A man without a country? Magda had never heard of such a thing. To whom did he owe allegiance? "Be careful. There aren't too many red-haired Romanians."

"True." He smiled and ran a hand through his hair. "But the Germans are in the keep and the Iron Guard stays out of the mountains if it knows what's good for it. I'll keep to myself while I'm here, and I shouldn't be here that long."

Magda felt a stab of disappointment—she liked having him around.

"How long?" She felt she had asked the question too quickly, but it couldn't be helped.
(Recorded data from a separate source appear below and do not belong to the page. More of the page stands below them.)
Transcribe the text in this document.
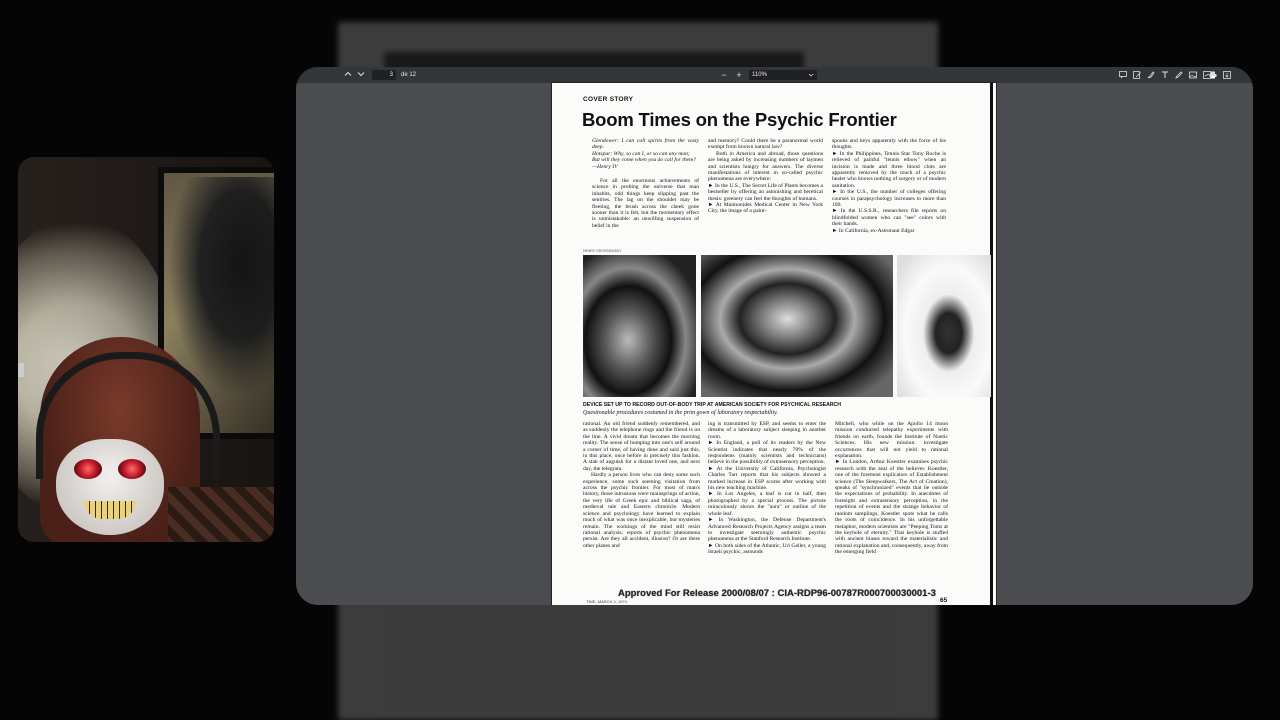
3	de 12	− +	110%
COVER STORY
Boom Times on the Psychic Frontier

Glendower: I can call spirits from the vasty deep.

Hotspur: Why, so can I, or so can any man;

But will they come when you do call for them?

—Henry IV

For all the enormous achievements of science in probing the universe that man inhabits, odd things keep slipping past the sentries. The lag on the shoulder may be fleeting, the brush across the cheek gone sooner than it is felt, but the momentary effect is unmistakable: an unwilling suspension of belief in the

and memory? Could there be a paranormal world exempt from known natural law?

Both in America and abroad, those questions are being asked by increasing numbers of laymen and scientists hungry for answers. The diverse manifestations of interest in so-called psychic phenomena are everywhere:

► In the U.S., The Secret Life of Plants becomes a bestseller by offering an astonishing and heretical thesis: greenery can feel the thoughts of humans.

► At Maimonides Medical Center in New York City, the image of a paint-

spoons and keys apparently with the force of his thoughts.

► In the Philippines, Tennis Star Tony Roche is relieved of painful "tennis elbow" when an incision is made and three blood clots are apparently removed by the touch of a psychic healer who knows nothing of surgery or of modern sanitation.

► In the U.S., the number of colleges offering courses in parapsychology increases to more than 100.

► In the U.S.S.R., researchers file reports on blindfolded women who can "see" colors with their hands.

► In California, ex-Astronaut Edgar

HENRY GROSSKINSKY
DEVICE SET UP TO RECORD OUT-OF-BODY TRIP AT AMERICAN SOCIETY FOR PSYCHICAL RESEARCH
Questionable procedures costumed in the prim gown of laboratory respectability.

rational. An old friend suddenly remembered, and as suddenly the telephone rings and the friend is on the line. A vivid dream that becomes the morning reality. The sense of bumping into one's self around a corner of time, of having done and said just this, in this place, once before in precisely this fashion. A stab of anguish for a distant loved one, and next day, the telegram.

Hardly a person lives who can deny some such experience, some such seeming visitation from across the psychic frontier. For most of man's history, those intrusions were mainsprings of action, the very life of Greek epic and biblical saga, of medieval tale and Eastern chronicle. Modern science and psychology have learned to explain much of what was once inexplicable, but mysteries remain. The workings of the mind still resist rational analysis: reports of psychic phenomena persist. Are they all accident, illusion? Or are there other planes and

ing is transmitted by ESP, and seems to enter the dreams of a laboratory subject sleeping in another room.

► In England, a poll of its readers by the New Scientist indicates that nearly 70% of the respondents (mainly scientists and technicians) believe in the possibility of extrasensory perception.

► At the University of California, Psychologist Charles Tart reports that his subjects showed a marked increase in ESP scores after working with his new teaching machine.

► In Los Angeles, a leaf is cut in half, then photographed by a special process. The picture miraculously shows the "aura" or outline of the whole leaf.

► In Washington, the Defense Department's Advanced Research Projects Agency assigns a team to investigate seemingly authentic psychic phenomena at the Stanford Research Institute.

► On both sides of the Atlantic, Uri Geller, a young Israeli psychic, astounds

Mitchell, who while on the Apollo 14 moon mission conducted telepathy experiments with friends on earth, founds the Institute of Noetic Sciences. His new mission: investigate occurrences that will not yield to rational explanation.

► In London, Arthur Koestler examines psychic research with the zeal of the believer. Koestler, one of the foremost explicators of Establishment science (The Sleepwalkers, The Act of Creation), speaks of "synchronized" events that lie outside the expectations of probability. In anecdotes of foresight and extrasensory perception, in the repetition of events and the strange behavior of random samplings, Koestler spots what he calls the roots of coincidence. In his unforgettable metaphor, modern scientists are "Peeping Toms at the keyhole of eternity." That keyhole is stuffed with ancient biases toward the materialistic and rational explanation and, consequently, away from the emerging field

Approved For Release 2000/08/07 : CIA-RDP96-00787R000700030001-3
TIME, MARCH 4, 1974	65
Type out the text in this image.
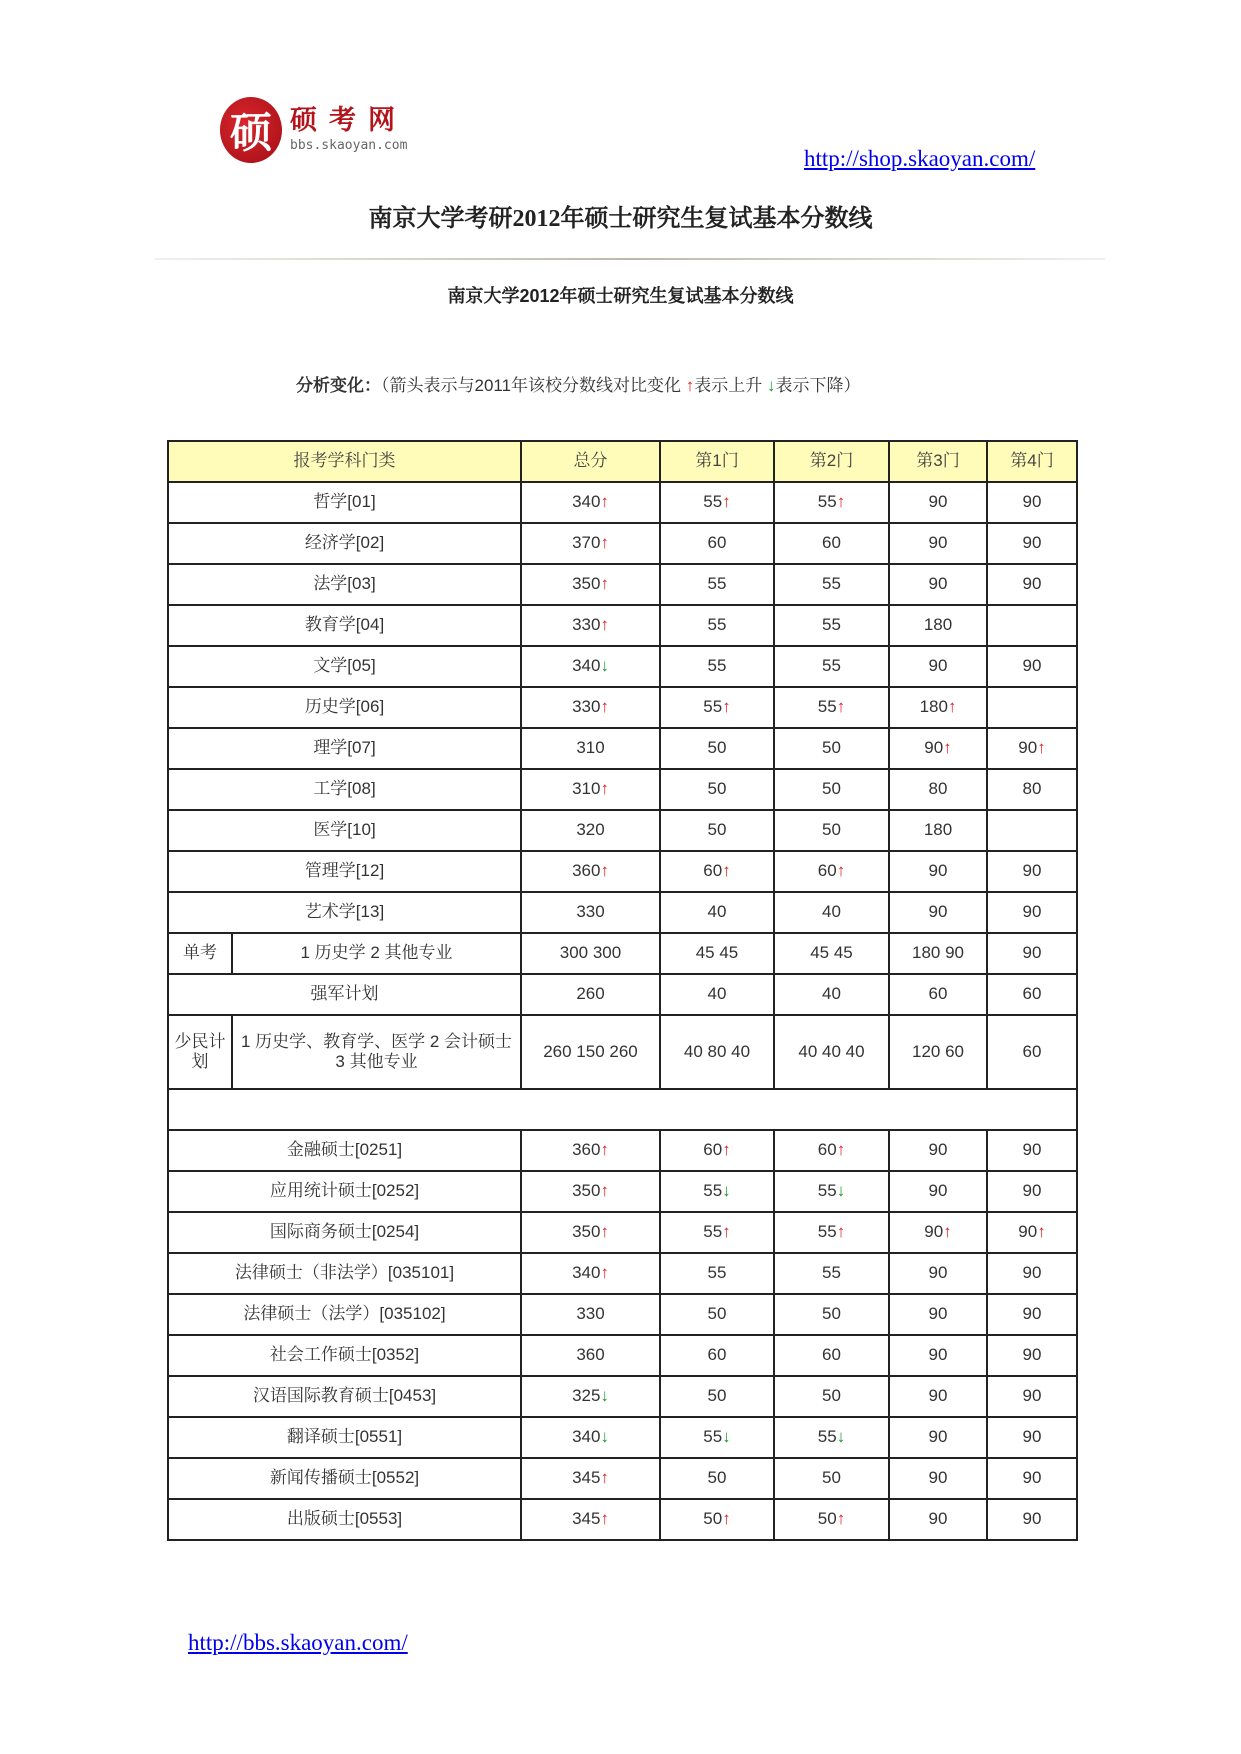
硕 硕考网
bbs.skaoyan.com
http://shop.skaoyan.com/
南京大学考研2012年硕士研究生复试基本分数线
南京大学2012年硕士研究生复试基本分数线
分析变化：（箭头表示与2011年该校分数线对比变化 ↑表示上升 ↓表示下降）
报考学科门类		总分	第1门	第2门	第3门	第4门
哲学[01]		340↑	55↑	55↑	90	90
经济学[02]		370↑	60	60	90	90
法学[03]		350↑	55	55	90	90
教育学[04]		330↑	55	55	180	
文学[05]		340↓	55	55	90	90
历史学[06]		330↑	55↑	55↑	180↑	
理学[07]		310	50	50	90↑	90↑
工学[08]		310↑	50	50	80	80
医学[10]		320	50	50	180	
管理学[12]		360↑	60↑	60↑	90	90
艺术学[13]		330	40	40	90	90
单考	1 历史学 2 其他专业	300 300	45 45	45 45	180 90	90
强军计划		260	40	40	60	60
少民计划	1 历史学、教育学、医学 2 会计硕士 3 其他专业	260 150 260	40 80 40	40 40 40	120 60	60

金融硕士[0251]		360↑	60↑	60↑	90	90
应用统计硕士[0252]		350↑	55↓	55↓	90	90
国际商务硕士[0254]		350↑	55↑	55↑	90↑	90↑
法律硕士（非法学）[035101]		340↑	55	55	90	90
法律硕士（法学）[035102]		330	50	50	90	90
社会工作硕士[0352]		360	60	60	90	90
汉语国际教育硕士[0453]		325↓	50	50	90	90
翻译硕士[0551]		340↓	55↓	55↓	90	90
新闻传播硕士[0552]		345↑	50	50	90	90
出版硕士[0553]		345↑	50↑	50↑	90	90
http://bbs.skaoyan.com/
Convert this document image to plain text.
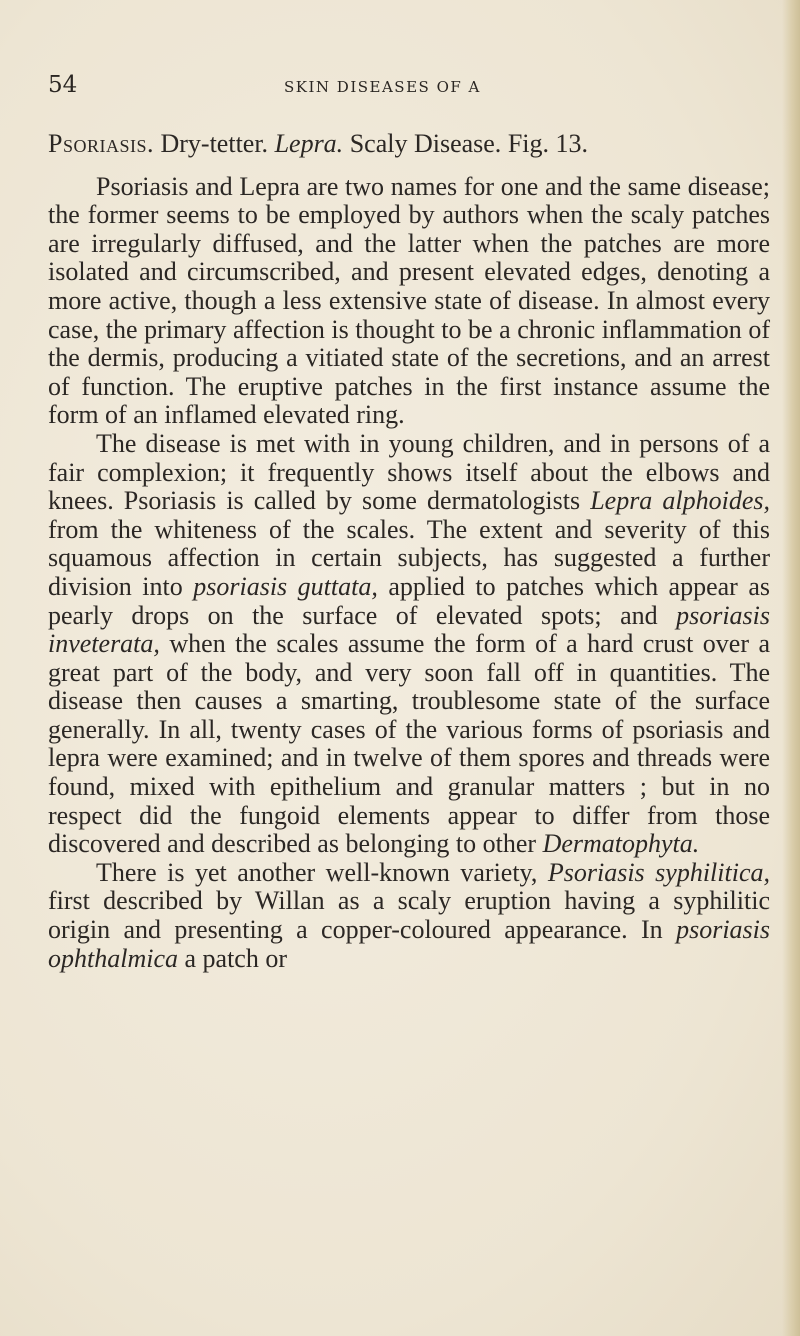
54	SKIN DISEASES OF A

Psoriasis. Dry-tetter. Lepra. Scaly Disease. Fig. 13.

Psoriasis and Lepra are two names for one and the same disease; the former seems to be employed by authors when the scaly patches are irregularly diffused, and the latter when the patches are more isolated and circumscribed, and present elevated edges, denoting a more active, though a less extensive state of disease. In almost every case, the primary affection is thought to be a chronic inflammation of the dermis, producing a vitiated state of the secretions, and an arrest of function. The eruptive patches in the first instance assume the form of an inflamed elevated ring.

The disease is met with in young children, and in persons of a fair complexion; it frequently shows itself about the elbows and knees. Psoriasis is called by some dermatologists Lepra alphoides, from the whiteness of the scales. The extent and severity of this squamous affection in certain subjects, has suggested a further division into psoriasis guttata, applied to patches which appear as pearly drops on the surface of elevated spots; and psoriasis inveterata, when the scales assume the form of a hard crust over a great part of the body, and very soon fall off in quantities. The disease then causes a smarting, troublesome state of the surface generally. In all, twenty cases of the various forms of psoriasis and lepra were examined; and in twelve of them spores and threads were found, mixed with epithelium and granular matters ; but in no respect did the fungoid elements appear to differ from those discovered and described as belonging to other Dermatophyta.

There is yet another well-known variety, Psoriasis syphilitica, first described by Willan as a scaly eruption having a syphilitic origin and presenting a copper-coloured appearance. In psoriasis ophthalmica a patch or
She wanted to know.

"Long enough for a last visit before Germany and Romania declare war on Russia."

"That's not—!"

"It's inevitable. And soon." He rose from the stool.

"Where are you going?"

"I'm going to let you rest. You need it."

Glenn leaned forward and pressed the mandolin back into her hands. For a moment their fingers touched and Magda felt a sensation like an electric shock, jolting her, making her tingle all over. But she did not pull her hand away ... Oh, no ... because that would make the feeling stop, would halt the delicious warmth spreading throughout her body and down along her legs.

She could see that Glenn felt it, too, in his own way.

Then he broke contact and retreated to the door. The feeling ebbed, leaving her a trifle weak. Magda wanted to stop Glenn, to grasp his hand and tell him to stay. But she could not imagine herself doing such a thing and was shocked that she even wanted to. Uncertainty held her back, too. The emotions and sensations boiling within were new to her. How would she control them?